There is nothing wrong with politicians emphasizing their common touch, even when it seems a little jarring. Presidential candidates before the Civil War advertised their log-cabin roots in the same way that today’s politicians tell stories about the lowly jobs they or their parents once held. When Franklin D. Roosevelt, of the Hudson Valley Roosevelts, played host to King George VI and Queen Mary of Great Britain, he fed them hot dogs. George H. W. Bush professed his taste for pork rinds during the 1988 campaign. Bill Cinton, of course, reminded us that he was the man from Hope.
Politicians have to connect with voters, and voters want to take the measure of their would-be leaders. It’s one thing, however, to drop your g’s (as every presidential candidate seems to do these days, especially those with Ivy League degrees) or talk about your hard-working parents. It’s quite another to treat presidential politics as just another part of celebrity culture. A magazine editor was quoted recently praising the Democrats for their brilliant answers to a pressing question: Who is their favorite Beatle?
If we are going to quiz our leaders to see if they understand us—and why not?—we surely can do better than ask about sitcoms, pop music, movies and celebrities.
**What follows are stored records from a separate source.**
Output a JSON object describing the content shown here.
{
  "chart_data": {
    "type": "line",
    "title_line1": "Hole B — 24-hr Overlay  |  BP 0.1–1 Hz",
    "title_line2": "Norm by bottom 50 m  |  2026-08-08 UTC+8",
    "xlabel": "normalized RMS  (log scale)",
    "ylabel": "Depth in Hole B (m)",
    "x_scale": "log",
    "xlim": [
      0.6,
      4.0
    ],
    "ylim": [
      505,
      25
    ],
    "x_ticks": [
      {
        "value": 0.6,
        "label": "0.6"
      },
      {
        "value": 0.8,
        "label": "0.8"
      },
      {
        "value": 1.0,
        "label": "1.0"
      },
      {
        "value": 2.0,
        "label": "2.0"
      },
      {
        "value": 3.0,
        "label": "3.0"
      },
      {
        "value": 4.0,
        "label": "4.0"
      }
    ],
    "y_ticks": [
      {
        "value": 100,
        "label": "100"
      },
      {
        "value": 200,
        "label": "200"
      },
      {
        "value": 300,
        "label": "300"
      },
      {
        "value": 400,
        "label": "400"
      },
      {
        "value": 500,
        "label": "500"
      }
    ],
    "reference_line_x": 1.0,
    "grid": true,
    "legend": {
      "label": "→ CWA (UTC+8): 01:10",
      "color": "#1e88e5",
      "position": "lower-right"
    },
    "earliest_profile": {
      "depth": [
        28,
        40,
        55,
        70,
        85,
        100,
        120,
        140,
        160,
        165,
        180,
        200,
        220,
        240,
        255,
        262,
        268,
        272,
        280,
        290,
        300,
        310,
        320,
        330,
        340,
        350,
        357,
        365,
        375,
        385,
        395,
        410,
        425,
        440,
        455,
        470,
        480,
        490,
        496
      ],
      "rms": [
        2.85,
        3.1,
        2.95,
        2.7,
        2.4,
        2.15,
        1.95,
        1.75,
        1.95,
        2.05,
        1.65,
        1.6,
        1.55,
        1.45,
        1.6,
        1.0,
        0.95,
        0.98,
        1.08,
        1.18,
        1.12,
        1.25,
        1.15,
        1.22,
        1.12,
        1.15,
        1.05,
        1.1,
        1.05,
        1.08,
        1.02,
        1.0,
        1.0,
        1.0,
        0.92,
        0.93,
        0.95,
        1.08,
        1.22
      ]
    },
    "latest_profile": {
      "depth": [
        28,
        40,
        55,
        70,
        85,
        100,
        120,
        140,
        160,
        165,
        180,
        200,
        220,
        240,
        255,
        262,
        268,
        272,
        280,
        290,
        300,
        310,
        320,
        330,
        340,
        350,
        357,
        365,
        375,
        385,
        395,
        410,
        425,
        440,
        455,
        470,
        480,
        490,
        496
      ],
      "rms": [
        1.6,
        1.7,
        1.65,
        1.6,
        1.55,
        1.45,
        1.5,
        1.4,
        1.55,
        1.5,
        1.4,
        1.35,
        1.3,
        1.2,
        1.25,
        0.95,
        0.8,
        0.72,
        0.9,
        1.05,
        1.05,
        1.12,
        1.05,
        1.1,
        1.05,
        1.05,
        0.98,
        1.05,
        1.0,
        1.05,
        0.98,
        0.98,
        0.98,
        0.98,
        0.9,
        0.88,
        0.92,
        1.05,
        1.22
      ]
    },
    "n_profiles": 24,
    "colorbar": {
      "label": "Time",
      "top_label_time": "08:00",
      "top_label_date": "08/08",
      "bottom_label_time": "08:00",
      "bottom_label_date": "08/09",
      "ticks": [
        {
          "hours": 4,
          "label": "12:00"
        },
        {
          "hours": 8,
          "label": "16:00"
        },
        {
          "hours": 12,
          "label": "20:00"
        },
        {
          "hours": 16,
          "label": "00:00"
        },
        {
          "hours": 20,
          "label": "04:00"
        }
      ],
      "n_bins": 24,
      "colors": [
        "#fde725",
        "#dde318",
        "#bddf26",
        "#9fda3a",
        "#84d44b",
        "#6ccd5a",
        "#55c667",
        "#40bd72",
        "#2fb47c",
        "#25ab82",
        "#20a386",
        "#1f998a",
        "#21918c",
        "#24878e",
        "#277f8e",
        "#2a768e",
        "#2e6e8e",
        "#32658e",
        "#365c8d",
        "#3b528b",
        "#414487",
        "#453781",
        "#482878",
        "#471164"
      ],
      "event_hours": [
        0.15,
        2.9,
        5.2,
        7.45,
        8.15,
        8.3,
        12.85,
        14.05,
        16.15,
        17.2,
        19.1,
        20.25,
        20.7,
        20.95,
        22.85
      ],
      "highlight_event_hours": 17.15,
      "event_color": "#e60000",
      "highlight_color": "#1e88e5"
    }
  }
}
I’d like to know if any of the candidates know somebody who was thrown out of work in the last four years. (And let’s have specifics, please. No unverifiable anecdotes, which are a politician’s best friend.) Do they know any parent with a child serving in Iraq? Do they know any senior citizens who cannot afford prescription drugs? Do they know anybody who does not have health insurance? Have they themselves ever stood in line to receive unemployment benefits or a welfare check? Have they ever met a Catholic-school parent who struggles to pay tuition because the local public school is dysfunctional?
These are, alas, serious questions, which means there is a good chance nobody will ask them. Not on television, anyway.